Bu grup gıdalar margarin, tereyağ, şekerlemeler, tatlılar, hafif ,içkiler snack tabir edilen gıdalar, salata sosları, bitkisel yağlar gibi besinleri içerir. Bu türden gıdalar öğünlerde tek başına alınmamalı sadece kalori açığını gidermek için yenmelidir.

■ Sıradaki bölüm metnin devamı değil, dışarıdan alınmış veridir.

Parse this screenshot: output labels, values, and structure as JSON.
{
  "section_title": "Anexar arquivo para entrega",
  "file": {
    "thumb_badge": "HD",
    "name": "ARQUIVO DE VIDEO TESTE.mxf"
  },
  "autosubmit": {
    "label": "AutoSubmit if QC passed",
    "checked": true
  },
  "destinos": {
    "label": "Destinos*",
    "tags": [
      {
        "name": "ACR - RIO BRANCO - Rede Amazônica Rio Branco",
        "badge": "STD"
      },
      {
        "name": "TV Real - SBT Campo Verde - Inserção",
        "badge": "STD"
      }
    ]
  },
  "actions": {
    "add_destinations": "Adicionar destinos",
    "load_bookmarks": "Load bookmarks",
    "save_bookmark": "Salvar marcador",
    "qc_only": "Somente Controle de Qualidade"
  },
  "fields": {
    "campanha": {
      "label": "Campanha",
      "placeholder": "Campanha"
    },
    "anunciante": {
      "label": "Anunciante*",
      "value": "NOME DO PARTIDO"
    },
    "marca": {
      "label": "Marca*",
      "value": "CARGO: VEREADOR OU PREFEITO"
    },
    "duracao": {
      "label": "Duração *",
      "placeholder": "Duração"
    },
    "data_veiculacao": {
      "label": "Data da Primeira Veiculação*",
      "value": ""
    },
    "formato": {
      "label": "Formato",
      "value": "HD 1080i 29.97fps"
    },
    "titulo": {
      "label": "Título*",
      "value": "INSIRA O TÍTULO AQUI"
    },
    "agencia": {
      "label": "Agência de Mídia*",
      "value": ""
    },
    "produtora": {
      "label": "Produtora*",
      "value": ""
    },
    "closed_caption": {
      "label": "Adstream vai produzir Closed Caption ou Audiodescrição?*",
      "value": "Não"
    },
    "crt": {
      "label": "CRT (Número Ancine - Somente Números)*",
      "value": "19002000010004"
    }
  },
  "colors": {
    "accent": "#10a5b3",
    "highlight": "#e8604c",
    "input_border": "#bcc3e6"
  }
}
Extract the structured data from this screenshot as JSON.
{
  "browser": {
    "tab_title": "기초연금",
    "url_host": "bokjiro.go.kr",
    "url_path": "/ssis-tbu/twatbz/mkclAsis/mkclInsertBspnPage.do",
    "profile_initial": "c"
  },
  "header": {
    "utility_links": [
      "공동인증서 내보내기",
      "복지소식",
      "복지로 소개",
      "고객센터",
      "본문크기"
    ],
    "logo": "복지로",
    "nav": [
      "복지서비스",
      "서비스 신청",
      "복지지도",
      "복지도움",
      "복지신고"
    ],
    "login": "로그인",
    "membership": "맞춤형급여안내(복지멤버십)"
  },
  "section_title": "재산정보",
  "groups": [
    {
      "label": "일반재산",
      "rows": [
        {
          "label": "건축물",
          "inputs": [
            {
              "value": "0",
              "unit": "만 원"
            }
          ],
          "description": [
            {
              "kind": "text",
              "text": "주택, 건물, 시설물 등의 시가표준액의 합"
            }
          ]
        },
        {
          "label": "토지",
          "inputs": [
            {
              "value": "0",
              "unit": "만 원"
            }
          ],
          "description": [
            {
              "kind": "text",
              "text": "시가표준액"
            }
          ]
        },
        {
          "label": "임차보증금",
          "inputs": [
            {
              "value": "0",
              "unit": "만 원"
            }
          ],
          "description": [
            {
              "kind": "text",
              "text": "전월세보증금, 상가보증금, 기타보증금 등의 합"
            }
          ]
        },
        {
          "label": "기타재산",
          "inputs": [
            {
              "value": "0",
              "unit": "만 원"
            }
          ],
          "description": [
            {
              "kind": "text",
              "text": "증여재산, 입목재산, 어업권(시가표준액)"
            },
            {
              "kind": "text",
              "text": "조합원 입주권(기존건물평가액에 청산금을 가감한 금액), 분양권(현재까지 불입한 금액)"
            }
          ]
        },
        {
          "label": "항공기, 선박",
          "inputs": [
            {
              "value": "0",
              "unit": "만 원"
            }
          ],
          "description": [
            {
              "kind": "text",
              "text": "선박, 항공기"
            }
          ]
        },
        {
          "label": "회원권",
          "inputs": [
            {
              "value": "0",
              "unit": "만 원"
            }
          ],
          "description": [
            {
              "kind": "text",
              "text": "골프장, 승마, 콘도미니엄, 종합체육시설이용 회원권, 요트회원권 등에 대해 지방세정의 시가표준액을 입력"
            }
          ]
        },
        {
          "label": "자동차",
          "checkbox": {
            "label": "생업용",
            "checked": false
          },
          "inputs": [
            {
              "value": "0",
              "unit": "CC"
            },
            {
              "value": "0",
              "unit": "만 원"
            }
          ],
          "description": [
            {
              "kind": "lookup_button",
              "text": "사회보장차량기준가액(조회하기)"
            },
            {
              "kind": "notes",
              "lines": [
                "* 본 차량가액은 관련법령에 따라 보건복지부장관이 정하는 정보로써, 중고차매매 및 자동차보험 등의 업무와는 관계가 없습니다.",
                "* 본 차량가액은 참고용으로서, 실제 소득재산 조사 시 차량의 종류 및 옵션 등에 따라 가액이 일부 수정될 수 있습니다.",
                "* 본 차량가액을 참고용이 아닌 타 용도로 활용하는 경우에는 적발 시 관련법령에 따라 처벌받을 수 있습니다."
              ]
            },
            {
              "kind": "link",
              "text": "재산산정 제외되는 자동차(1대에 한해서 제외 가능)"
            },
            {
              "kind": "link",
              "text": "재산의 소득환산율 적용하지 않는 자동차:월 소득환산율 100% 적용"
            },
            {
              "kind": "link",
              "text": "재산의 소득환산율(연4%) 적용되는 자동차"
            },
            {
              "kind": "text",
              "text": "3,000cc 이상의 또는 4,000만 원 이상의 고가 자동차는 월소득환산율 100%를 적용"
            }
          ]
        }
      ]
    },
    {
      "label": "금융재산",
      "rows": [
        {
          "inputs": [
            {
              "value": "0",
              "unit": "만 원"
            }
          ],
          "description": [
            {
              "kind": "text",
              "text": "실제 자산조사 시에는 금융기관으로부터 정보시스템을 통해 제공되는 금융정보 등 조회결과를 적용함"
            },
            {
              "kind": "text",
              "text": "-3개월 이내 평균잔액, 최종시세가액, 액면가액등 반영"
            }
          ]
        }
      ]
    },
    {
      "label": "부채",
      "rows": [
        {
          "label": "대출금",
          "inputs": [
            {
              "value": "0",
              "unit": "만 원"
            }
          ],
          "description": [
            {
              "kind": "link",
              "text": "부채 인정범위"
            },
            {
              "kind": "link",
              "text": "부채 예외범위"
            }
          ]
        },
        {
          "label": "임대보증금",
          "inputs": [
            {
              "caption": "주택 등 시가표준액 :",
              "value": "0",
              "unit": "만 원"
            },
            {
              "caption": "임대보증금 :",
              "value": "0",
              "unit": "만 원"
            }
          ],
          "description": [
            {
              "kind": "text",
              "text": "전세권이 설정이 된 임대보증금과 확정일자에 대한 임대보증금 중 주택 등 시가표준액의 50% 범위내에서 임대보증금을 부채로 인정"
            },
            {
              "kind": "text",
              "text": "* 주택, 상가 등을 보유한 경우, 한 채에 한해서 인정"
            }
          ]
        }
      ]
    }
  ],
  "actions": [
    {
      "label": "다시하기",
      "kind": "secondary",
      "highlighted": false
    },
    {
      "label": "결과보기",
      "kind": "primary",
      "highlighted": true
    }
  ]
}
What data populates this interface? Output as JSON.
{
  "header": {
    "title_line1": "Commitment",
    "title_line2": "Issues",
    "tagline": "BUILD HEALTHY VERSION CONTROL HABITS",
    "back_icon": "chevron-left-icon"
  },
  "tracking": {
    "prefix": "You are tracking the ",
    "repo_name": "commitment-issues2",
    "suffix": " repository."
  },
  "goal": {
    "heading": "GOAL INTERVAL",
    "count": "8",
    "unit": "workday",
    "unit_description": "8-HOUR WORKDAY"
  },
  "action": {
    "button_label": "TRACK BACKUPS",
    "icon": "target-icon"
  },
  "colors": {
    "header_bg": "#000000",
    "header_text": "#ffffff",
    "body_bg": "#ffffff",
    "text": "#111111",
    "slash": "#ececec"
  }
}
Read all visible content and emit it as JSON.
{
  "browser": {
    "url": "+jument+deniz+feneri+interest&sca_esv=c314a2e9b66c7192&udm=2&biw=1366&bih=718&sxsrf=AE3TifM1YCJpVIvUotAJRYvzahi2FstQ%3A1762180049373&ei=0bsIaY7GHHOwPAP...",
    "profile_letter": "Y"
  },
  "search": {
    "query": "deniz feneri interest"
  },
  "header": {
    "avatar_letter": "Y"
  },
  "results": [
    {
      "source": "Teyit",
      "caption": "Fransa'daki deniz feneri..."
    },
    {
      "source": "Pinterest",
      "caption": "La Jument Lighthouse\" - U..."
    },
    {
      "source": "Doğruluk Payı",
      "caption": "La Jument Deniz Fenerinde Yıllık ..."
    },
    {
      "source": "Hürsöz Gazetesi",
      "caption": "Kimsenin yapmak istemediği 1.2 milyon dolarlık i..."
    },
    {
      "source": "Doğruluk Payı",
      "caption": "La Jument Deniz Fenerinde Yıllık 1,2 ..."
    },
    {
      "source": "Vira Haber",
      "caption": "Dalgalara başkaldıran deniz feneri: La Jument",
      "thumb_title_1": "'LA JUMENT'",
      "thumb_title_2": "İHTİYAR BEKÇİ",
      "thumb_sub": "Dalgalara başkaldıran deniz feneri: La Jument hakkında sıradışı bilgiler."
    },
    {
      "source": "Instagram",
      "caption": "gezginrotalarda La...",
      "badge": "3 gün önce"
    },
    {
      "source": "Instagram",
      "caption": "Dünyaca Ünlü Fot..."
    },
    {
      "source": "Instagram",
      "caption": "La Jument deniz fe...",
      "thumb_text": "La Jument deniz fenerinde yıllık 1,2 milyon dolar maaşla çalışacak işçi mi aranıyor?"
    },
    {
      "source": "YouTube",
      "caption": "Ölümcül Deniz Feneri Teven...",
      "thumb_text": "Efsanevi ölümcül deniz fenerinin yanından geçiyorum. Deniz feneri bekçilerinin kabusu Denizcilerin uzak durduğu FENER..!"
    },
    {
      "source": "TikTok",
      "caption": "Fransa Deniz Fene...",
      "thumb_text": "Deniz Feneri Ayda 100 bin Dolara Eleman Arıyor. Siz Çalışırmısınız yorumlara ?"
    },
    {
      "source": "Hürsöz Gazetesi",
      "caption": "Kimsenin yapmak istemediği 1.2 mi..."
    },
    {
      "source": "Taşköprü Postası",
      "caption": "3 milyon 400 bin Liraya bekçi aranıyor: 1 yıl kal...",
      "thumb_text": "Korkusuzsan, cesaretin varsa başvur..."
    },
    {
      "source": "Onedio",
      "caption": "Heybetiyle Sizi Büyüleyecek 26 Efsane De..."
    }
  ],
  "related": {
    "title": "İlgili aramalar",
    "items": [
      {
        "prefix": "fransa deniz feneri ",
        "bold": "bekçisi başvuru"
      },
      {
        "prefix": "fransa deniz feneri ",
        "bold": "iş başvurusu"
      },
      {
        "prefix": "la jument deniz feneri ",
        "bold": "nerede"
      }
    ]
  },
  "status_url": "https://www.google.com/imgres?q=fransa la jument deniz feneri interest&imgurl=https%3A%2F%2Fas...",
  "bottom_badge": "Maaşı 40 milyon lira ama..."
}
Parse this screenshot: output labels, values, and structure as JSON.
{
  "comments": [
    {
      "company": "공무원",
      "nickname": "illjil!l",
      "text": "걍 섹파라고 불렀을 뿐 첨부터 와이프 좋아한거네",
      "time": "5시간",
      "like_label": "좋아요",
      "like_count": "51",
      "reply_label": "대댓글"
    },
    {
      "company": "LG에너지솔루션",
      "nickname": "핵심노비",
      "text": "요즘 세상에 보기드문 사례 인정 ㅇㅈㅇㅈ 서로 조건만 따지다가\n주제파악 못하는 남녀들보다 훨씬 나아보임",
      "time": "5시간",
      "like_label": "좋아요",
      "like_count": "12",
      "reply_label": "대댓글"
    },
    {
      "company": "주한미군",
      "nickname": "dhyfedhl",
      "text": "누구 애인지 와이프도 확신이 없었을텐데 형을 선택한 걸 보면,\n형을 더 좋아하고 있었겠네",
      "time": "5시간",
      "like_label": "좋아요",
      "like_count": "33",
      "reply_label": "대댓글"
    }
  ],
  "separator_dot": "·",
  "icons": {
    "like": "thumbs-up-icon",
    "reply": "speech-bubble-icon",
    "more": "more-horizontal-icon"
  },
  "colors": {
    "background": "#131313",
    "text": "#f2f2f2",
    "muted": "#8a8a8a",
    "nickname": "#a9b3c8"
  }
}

Vitamin ve mineral desteği, demir ve folik asit

Hamile kadınlara pekçok vitamin ve minerali içeren ilaçları vermek rutin ancak gerekliliği hala daha tartışılan bir uygulamadır. Dengeli ve doğru beslenen hamile bir kadında dışarıdan vitamin desteği şart değildir. En iyisi vitamin ve mineralleri doğal gıdalar ile almaktır. Düzgün beslenildiği taktirde medikal desteğe gerek olmaz. Ancak demir ve folik asit bu durumun istisnasıdır.

Folik asit bebeğin beyin ve sinir sistemi gelişimi için kilit öneme sahip olduğundan hamile kalmadan önce alınmaya başlanması gerekir. Gebelikteki artmış demir gereksinimi doğal yollardan karşılanamaz. Bu nedenle özellikle gebeliğin 2. yarısından sonra dışarıdan verilen demir ilaçları ile destek yapılır. Türk toplumunda demir eksikliği anemisi çok sık görüldüğünden gebeliğin başında yapılan kan sayımında anemi saptanması durumunda gebeliğin en başından itibaren desteğe başlanabilir. Gebelikte demir kullanımının bir başka önemi de kansızlık olmasa dahi hem anne adayının hem de bebeğin demir depolarını yeterli şekilde doldurmak için gerekli olmasıdır.

Su

Su hamilelikte alınmasına özel önem gösterilmesi gereken belki de en önemli besin maddesidir.

Tuz

Geçmişte gebelikde tuz tüketiminin kısıtlanmasının gerektiği düşünülmekteydi. Günümüzde ise bunun gerekli olmadığı normal miktarda gıdalar ile alınan tuzun yeterli olduğu ve kısıtlamaya gidilmemesi gerektiği kabul edilmektedir.Hamile bir kadın günde 2 gram tuz almalıdır. Yetersiz ya da aşırı tuz alımı anne adayının sıvı elektrolit dengesini olumsuz şekilde etkiler

Vejeteryan diet

Sakıncalı olmakla birlikte belirli kurallara uyulmak kaydıyla gebelik sırasında vejeteryan diete devam edilebilir.